# Special relativity and quantum mech

1. Nov 19, 2013

### bs vasanth

An atom can exist in two states , ground state of M and excited state of mass M+Δ , it goes to excited state by absorption of an photon, what is the photon frequency in the in the lab frame of reference ( where the atom is initially at rest )?
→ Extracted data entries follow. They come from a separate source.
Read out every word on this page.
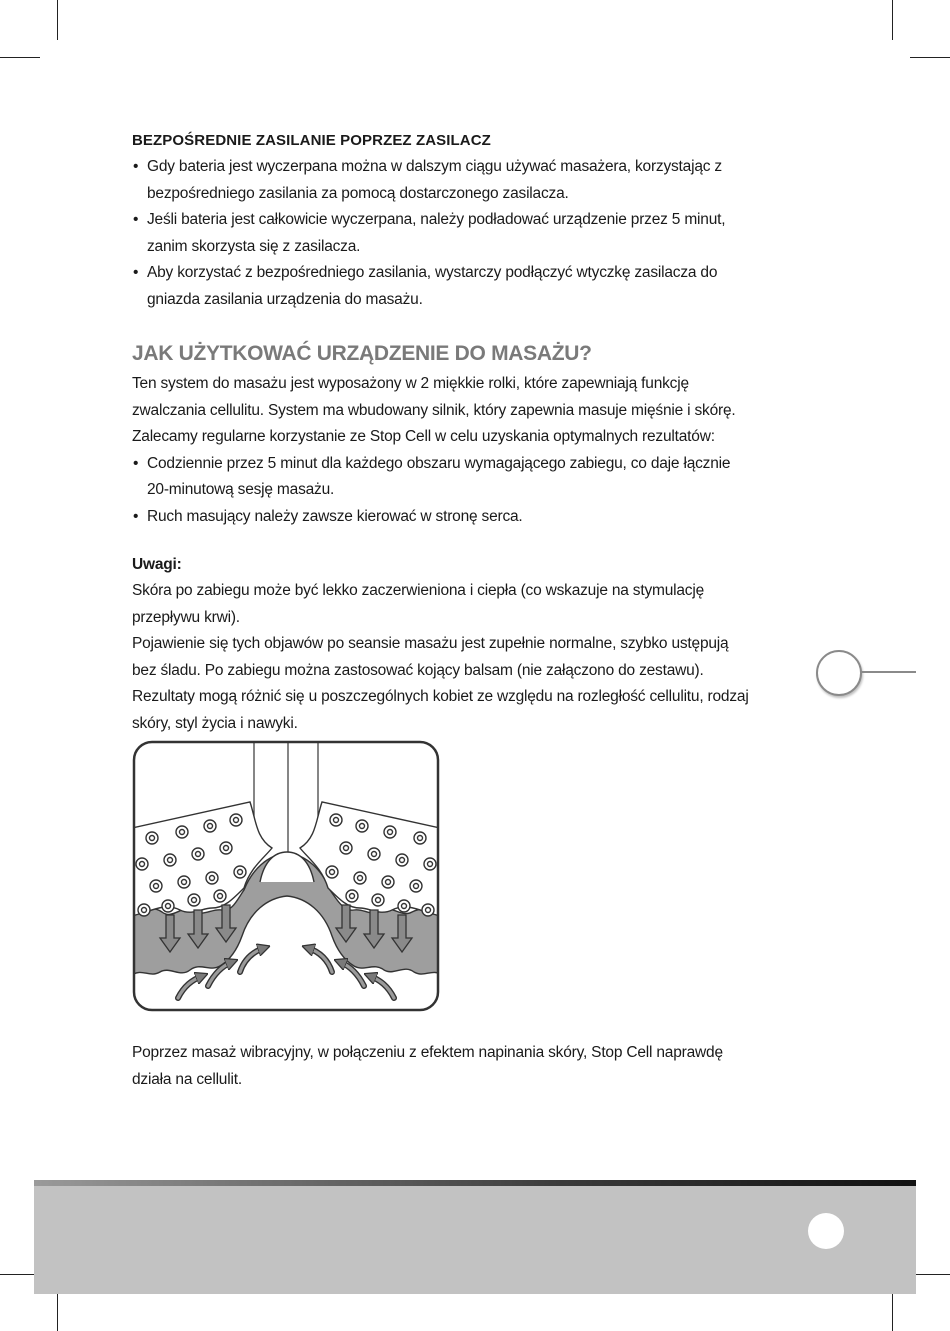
BEZPOŚREDNIE ZASILANIE POPRZEZ ZASILACZ
• Gdy bateria jest wyczerpana można w dalszym ciągu używać masażera, korzystając z bezpośredniego zasilania za pomocą dostarczonego zasilacza.
• Jeśli bateria jest całkowicie wyczerpana, należy podładować urządzenie przez 5 minut, zanim skorzysta się z zasilacza.
• Aby korzystać z bezpośredniego zasilania, wystarczy podłączyć wtyczkę zasilacza do gniazda zasilania urządzenia do masażu.
JAK UŻYTKOWAĆ URZĄDZENIE DO MASAŻU?

Ten system do masażu jest wyposażony w 2 miękkie rolki, które zapewniają funkcję zwalczania cellulitu. System ma wbudowany silnik, który zapewnia masuje mięśnie i skórę. Zalecamy regularne korzystanie ze Stop Cell w celu uzyskania optymalnych rezultatów:

• Codziennie przez 5 minut dla każdego obszaru wymagającego zabiegu, co daje łącznie 20-minutową sesję masażu.
• Ruch masujący należy zawsze kierować w stronę serca.
Uwagi:

Skóra po zabiegu może być lekko zaczerwieniona i ciepła (co wskazuje na stymulację przepływu krwi).

Pojawienie się tych objawów po seansie masażu jest zupełnie normalne, szybko ustępują bez śladu. Po zabiegu można zastosować kojący balsam (nie załączono do zestawu).

Rezultaty mogą różnić się u poszczególnych kobiet ze względu na rozległość cellulitu, rodzaj skóry, styl życia i nawyki.

Poprzez masaż wibracyjny, w połączeniu z efektem napinania skóry, Stop Cell naprawdę działa na cellulit.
A simple energy equation gives the answer:
E=( M+Δ -M)$c^{2}$=hγ
γ=Δ$c^{2}$/h
But my intuition says that I am overlooking something and can't be that simple..

2. Nov 20, 2013

### PAllen

It is that simple.

3. Nov 20, 2013

### Meir Achuz

You should include the recoil of the excited atom in the final state.
Use Energy^2=(M+K)^2=(M+Delta)^2+K^2, and solve for K (the photon energy). (with c=1)

4. Nov 20, 2013

### PAllen

Yes, I ignored recoil because its contribution is small for common cases. I, of course, agree with the above formula. Note that even for as extreme a case as a 10 Mev delta for a hydrogen atom, including recoil only changes the required photon energy to about 10.05 Mev. For Sodium, to about 10.002 Mev. For delta of 1 Mev and hydrogen, including recoil would require a 1.0005 Mev photon.